12. Moreover, argues the Respondent, it would be impossible for the Applicant to demonstrate a prima facie case since the marriage is already irrevocably dissolved. The Respondent argues that by dint of section 40 of the Matrimonial Causes Act a party to an irrevocably dissolved marriage can no longer bring an action for distribution of matrimonial property.

13. As I have stated above, I have to be careful not to reach anything more than provisional findings in order not to prejudge or embarrass the main suit. Even with this in mind, I must find that

I am not persuaded that the Applicant has, on the basis of what has been placed before the Court at this time, that she has a prima faciecase sufficient to warrant the grant of interlocutory reliefs. First, there is evidence, which the Applicant has not contested, that the marriage ended in 2009. It was, therefore, incumbent upon her to demonstrate that any property she claims was acquired or became matrimonial property before then. Second, while the Respondent has placed before the Court evidence to demonstrate that the properties in question became his property through transmission after the dissolution of the marriage, the Applicant has not rebutted this claim and neither has she placed any evidence to demonstrate that the three properties or any of them were utilized as matrimonial home before the dissolution of the marriage. On this score alone, and without more, I would hold that the Applicant has failed to establish a prima facie case for purposes of grant of an interlocutory injunction.

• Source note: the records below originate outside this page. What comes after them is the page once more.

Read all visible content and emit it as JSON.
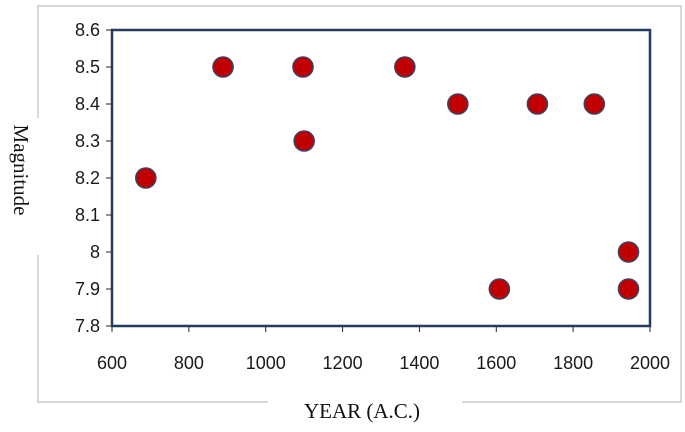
{
  "chart_data": {
    "type": "scatter",
    "title": "",
    "xlabel": "YEAR (A.C.)",
    "ylabel": "Magnitude",
    "xlim": [
      600,
      2000
    ],
    "ylim": [
      7.8,
      8.6
    ],
    "x_ticks": [
      600,
      800,
      1000,
      1200,
      1400,
      1600,
      1800,
      2000
    ],
    "y_ticks": [
      7.8,
      7.9,
      8,
      8.1,
      8.2,
      8.3,
      8.4,
      8.5,
      8.6
    ],
    "x_tick_labels": [
      "600",
      "800",
      "1000",
      "1200",
      "1400",
      "1600",
      "1800",
      "2000"
    ],
    "y_tick_labels": [
      "7.8",
      "7.9",
      "8",
      "8.1",
      "8.2",
      "8.3",
      "8.4",
      "8.5",
      "8.6"
    ],
    "grid": false,
    "legend": "none",
    "points": [
      {
        "x": 688,
        "y": 8.2
      },
      {
        "x": 889,
        "y": 8.5
      },
      {
        "x": 1097,
        "y": 8.5
      },
      {
        "x": 1100,
        "y": 8.3
      },
      {
        "x": 1362,
        "y": 8.5
      },
      {
        "x": 1500,
        "y": 8.4
      },
      {
        "x": 1608,
        "y": 7.9
      },
      {
        "x": 1707,
        "y": 8.4
      },
      {
        "x": 1855,
        "y": 8.4
      },
      {
        "x": 1944,
        "y": 8.0
      },
      {
        "x": 1944,
        "y": 7.9
      }
    ],
    "colors": {
      "marker_fill": "#c00000",
      "marker_edge": "#404060",
      "plot_border": "#243a5e",
      "tick_mark": "#222222",
      "frame_line": "#bfbfbf"
    }
  }
}
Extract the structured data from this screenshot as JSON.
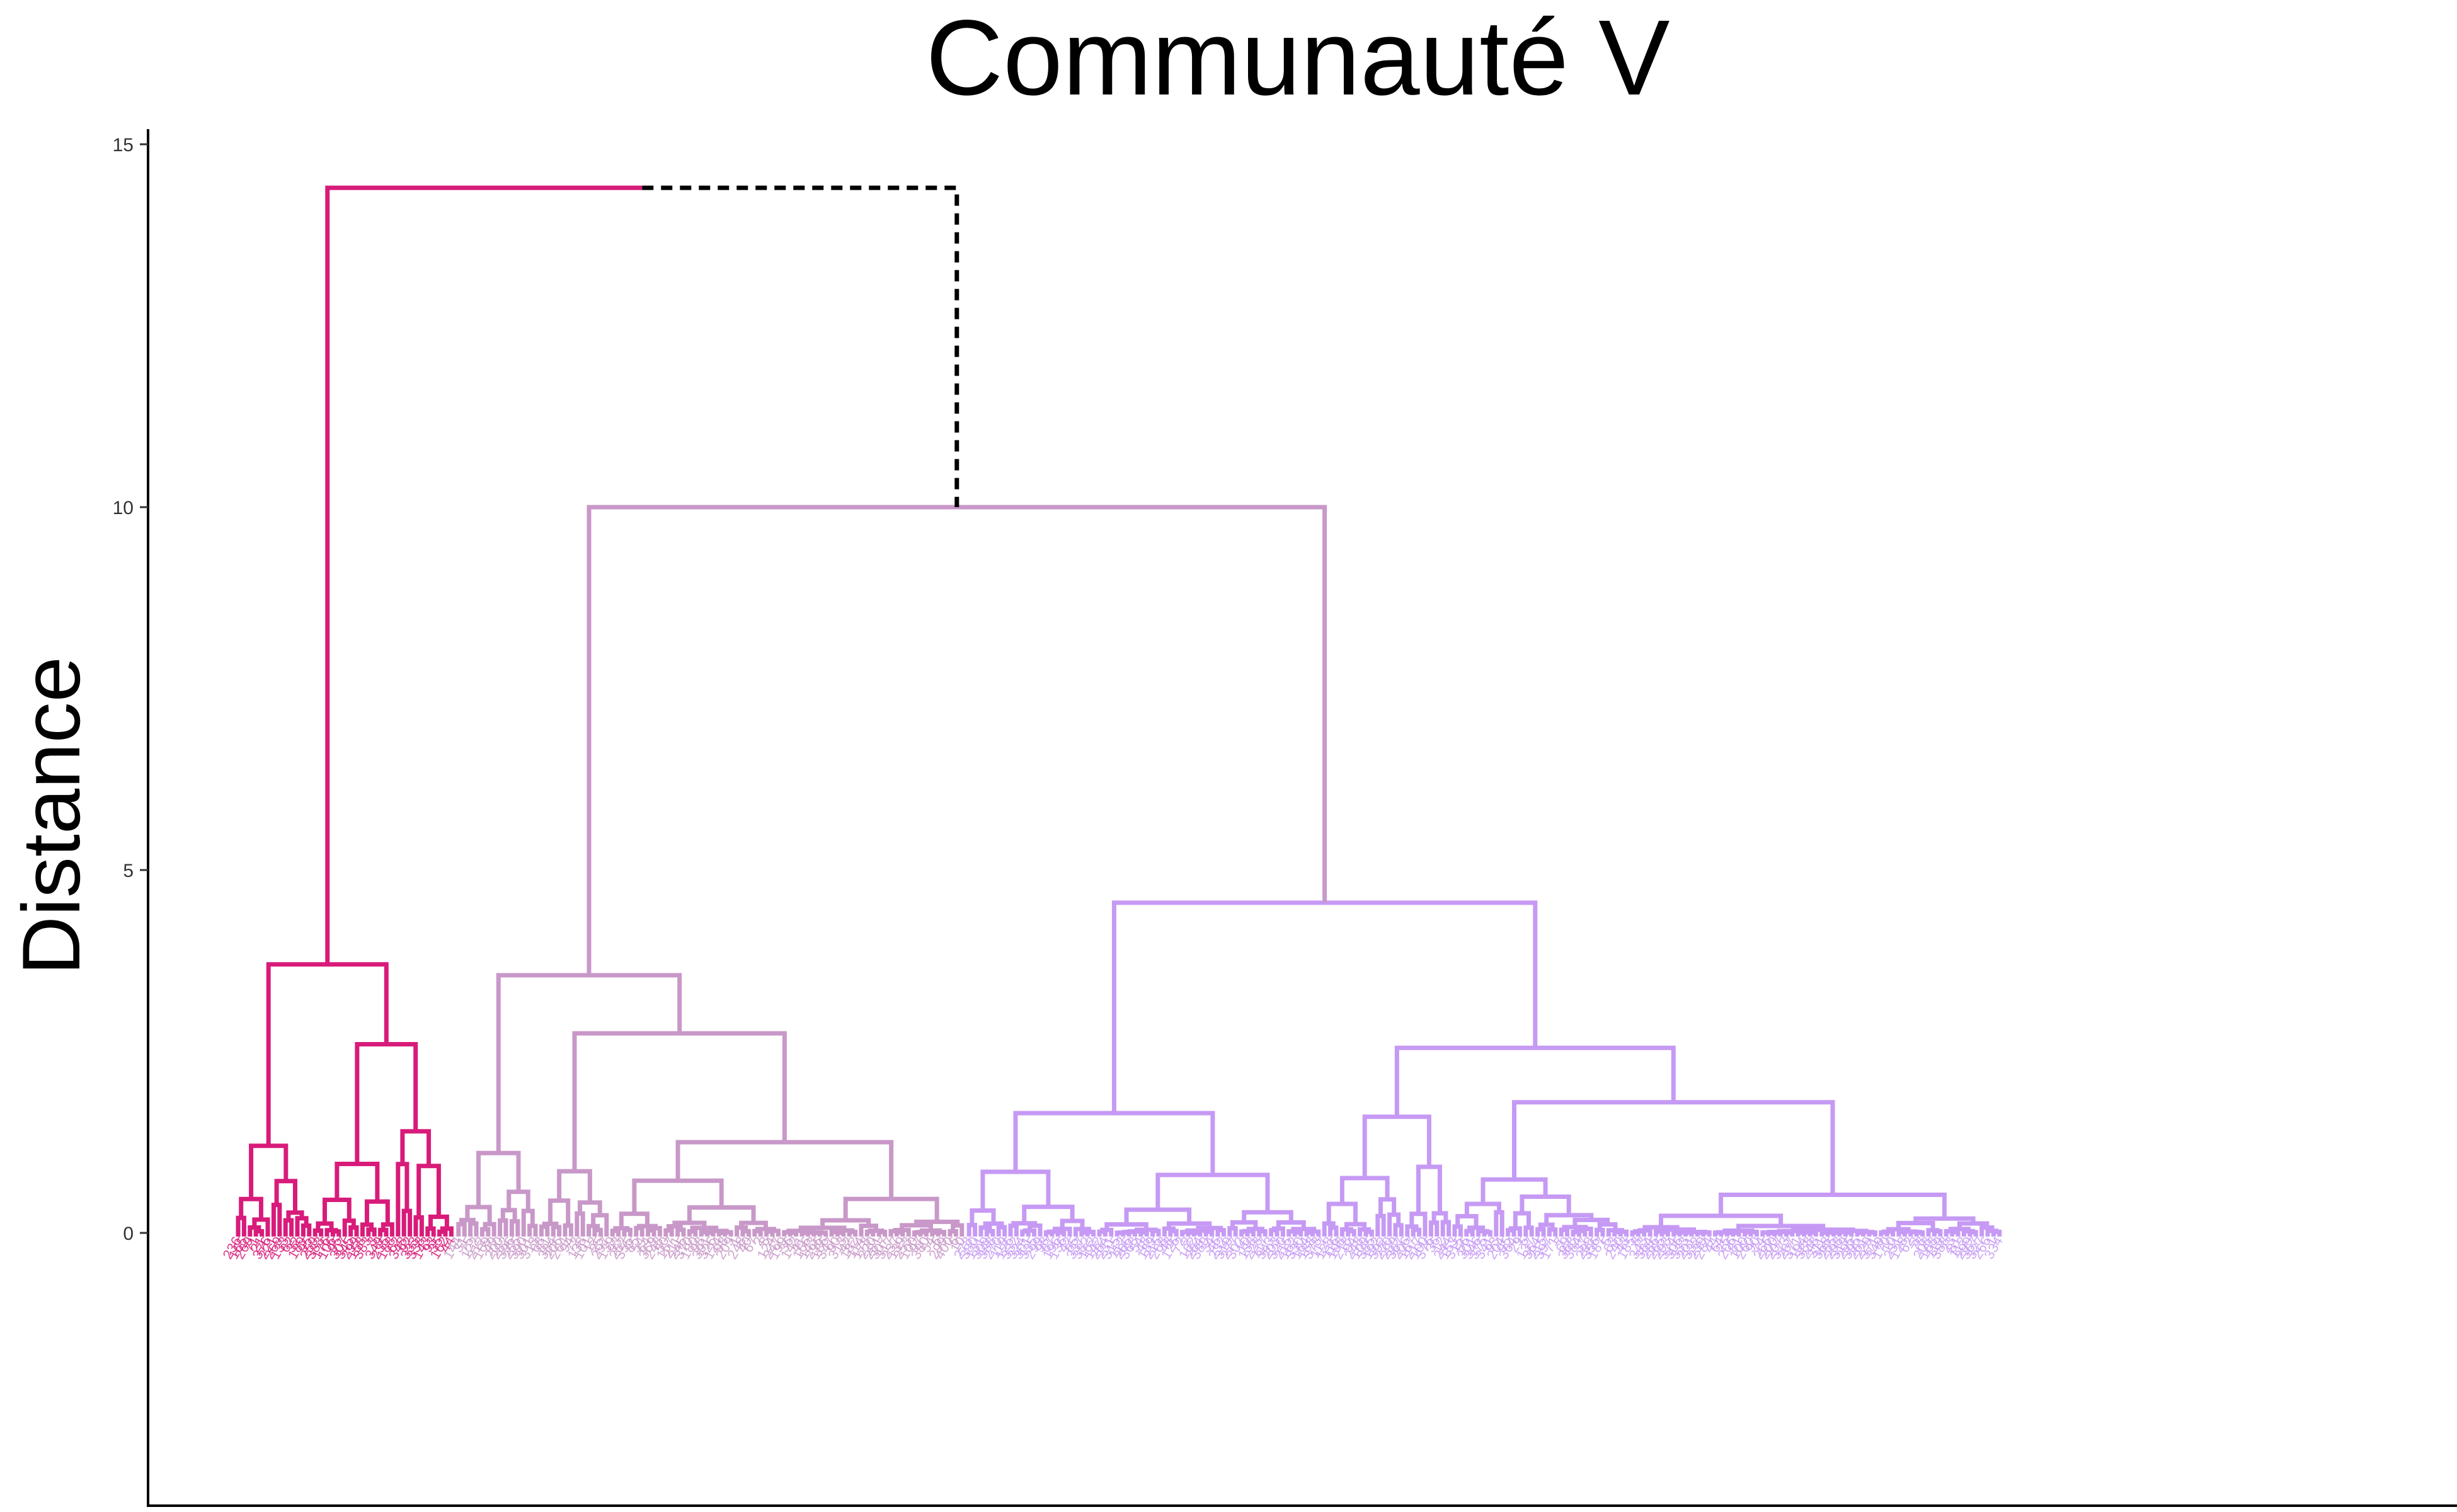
{
  "chart_data": {
    "type": "dendrogram",
    "title": "Communauté V",
    "xlabel": "",
    "ylabel": "Distance",
    "ylim": [
      -3.8,
      15.2
    ],
    "y_ticks": [
      0,
      5,
      10,
      15
    ],
    "grid": false,
    "clusters": [
      {
        "color": "#D81B7A",
        "merge_height": 3.7,
        "subclusters": [
          {
            "merge_height": 1.2,
            "leaves": 13
          },
          {
            "merge_height": 2.6,
            "groups": [
              {
                "merge_height": 0.95,
                "leaves": 14
              },
              {
                "merge_height": 1.4,
                "leaves": 10
              }
            ]
          }
        ]
      },
      {
        "color": "#C898C8",
        "merge_height": 3.55,
        "subclusters": [
          {
            "merge_height": 1.1,
            "leaves": 14
          },
          {
            "merge_height": 2.75,
            "groups": [
              {
                "merge_height": 0.85,
                "leaves": 12
              },
              {
                "merge_height": 1.25,
                "leaves": 60
              }
            ]
          }
        ]
      },
      {
        "color": "#C69AF4",
        "merge_height": 4.55,
        "subclusters": [
          {
            "merge_height": 1.65,
            "leaves": 60
          },
          {
            "merge_height": 2.55,
            "groups": [
              {
                "merge_height": 1.6,
                "leaves": 22
              },
              {
                "merge_height": 1.8,
                "leaves": 93
              }
            ]
          }
        ]
      }
    ],
    "joins": [
      {
        "between": [
          "cluster-2",
          "cluster-3"
        ],
        "height": 10.0,
        "color": "#C898C8"
      },
      {
        "between": [
          "cluster-1",
          "clusters-2-3"
        ],
        "height": 14.4,
        "color": "#D81B7A",
        "dashed_segment_color": "#000000"
      }
    ]
  }
}
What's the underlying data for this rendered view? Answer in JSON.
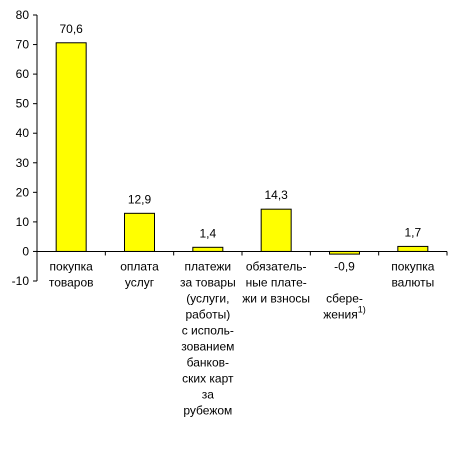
{
  "chart_data": {
    "type": "bar",
    "ylim": [
      -10,
      80
    ],
    "yticks": [
      -10,
      0,
      10,
      20,
      30,
      40,
      50,
      60,
      70,
      80
    ],
    "grid": false,
    "bar_color": "#FFFF00",
    "bar_edge_color": "#000000",
    "categories": [
      [
        "покупка",
        "товаров"
      ],
      [
        "оплата",
        "услуг"
      ],
      [
        "платежи",
        "за товары",
        "(услуги,",
        "работы)",
        "с исполь-",
        "зованием",
        "банков-",
        "ских карт",
        "за",
        "рубежом"
      ],
      [
        "обязатель-",
        "ные плате-",
        "жи и взносы"
      ],
      [
        "сбере-",
        "жения"
      ],
      [
        "покупка",
        "валюты"
      ]
    ],
    "category_footnotes": [
      "",
      "",
      "",
      "",
      "1)",
      ""
    ],
    "values": [
      70.6,
      12.9,
      1.4,
      14.3,
      -0.9,
      1.7
    ],
    "value_labels": [
      "70,6",
      "12,9",
      "1,4",
      "14,3",
      "-0,9",
      "1,7"
    ]
  }
}
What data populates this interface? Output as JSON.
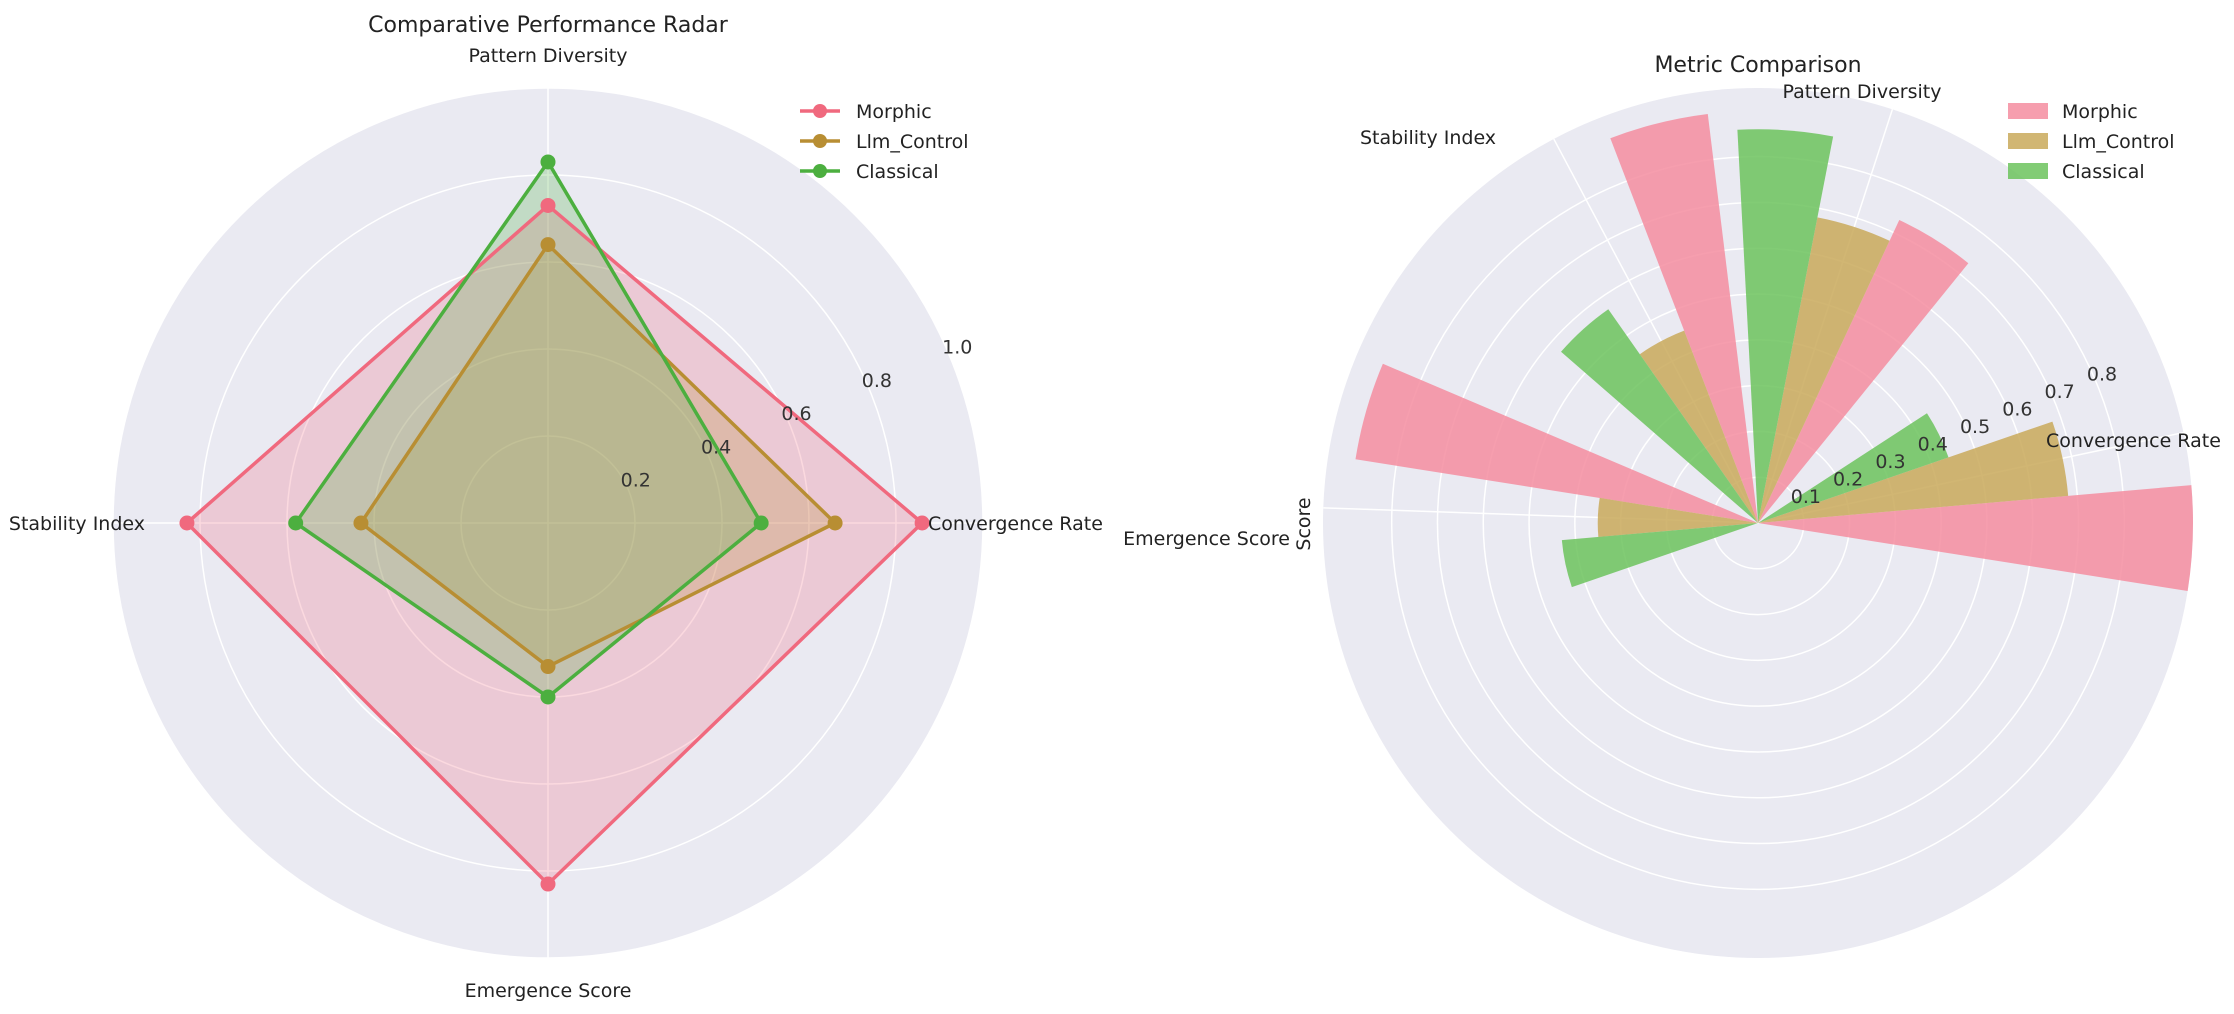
{
  "chart_data": [
    {
      "type": "radar",
      "title": "Comparative Performance Radar",
      "categories": [
        "Convergence Rate",
        "Pattern Diversity",
        "Stability Index",
        "Emergence Score"
      ],
      "rlim": [
        0,
        1.0
      ],
      "r_ticks": [
        "0.2",
        "0.4",
        "0.6",
        "0.8",
        "1.0"
      ],
      "legend_position": "top-right",
      "grid": true,
      "series": [
        {
          "name": "Morphic",
          "color": "#f0697e",
          "values": [
            0.86,
            0.73,
            0.83,
            0.83
          ]
        },
        {
          "name": "Llm_Control",
          "color": "#b88e33",
          "values": [
            0.66,
            0.64,
            0.43,
            0.33
          ]
        },
        {
          "name": "Classical",
          "color": "#4caf3f",
          "values": [
            0.49,
            0.83,
            0.58,
            0.4
          ]
        }
      ]
    },
    {
      "type": "polar_bar",
      "title": "Metric Comparison",
      "ylabel": "Score",
      "categories": [
        "Convergence Rate",
        "Pattern Diversity",
        "Stability Index",
        "Emergence Score"
      ],
      "rlim": [
        0,
        0.95
      ],
      "r_ticks": [
        "0.1",
        "0.2",
        "0.3",
        "0.4",
        "0.5",
        "0.6",
        "0.7",
        "0.8"
      ],
      "legend_position": "top-right",
      "grid": true,
      "series": [
        {
          "name": "Morphic",
          "color": "#f58da0",
          "values": [
            0.95,
            0.73,
            0.9,
            0.89
          ]
        },
        {
          "name": "Llm_Control",
          "color": "#c9a95a",
          "values": [
            0.68,
            0.68,
            0.45,
            0.35
          ]
        },
        {
          "name": "Classical",
          "color": "#6cc35d",
          "values": [
            0.44,
            0.86,
            0.57,
            0.43
          ]
        }
      ]
    }
  ]
}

14. If I were to reach the second and third Giella factors, they, too, would go against the Applicant. There is no showing that she would suffer irreparable damage if the injunctive relief she seeks is not granted. Indeed, she has not been in possession of any of the three properties at least since 2009; and neither does she make any claim that should she succeed in the suit the Respondent would be unable to pay her for her share. Finally, since the Respondent has been in exclusive possession at least since 2009, equities lie in his favour to keep such possession during the pendency of the suit.

15. At this point in the trial, the less that is said the better. The upshot is that the Application dated 05/03/2020 is without merit and it is hereby dismissed. Costs will be in the cause.

16. Orders accordingly.

Dated and delivered at Nakuru this 16thday of December, 2020.

.........................

JOEL NGUGI

JUDGE

NOTE:This judgment was delivered by video-conference pursuant to various Practice Directives by the Honourable Chief Justice authorizing the appropriate use of technology to conduct proceedings and deliver judgments in response to the COVID-19 Pandemic.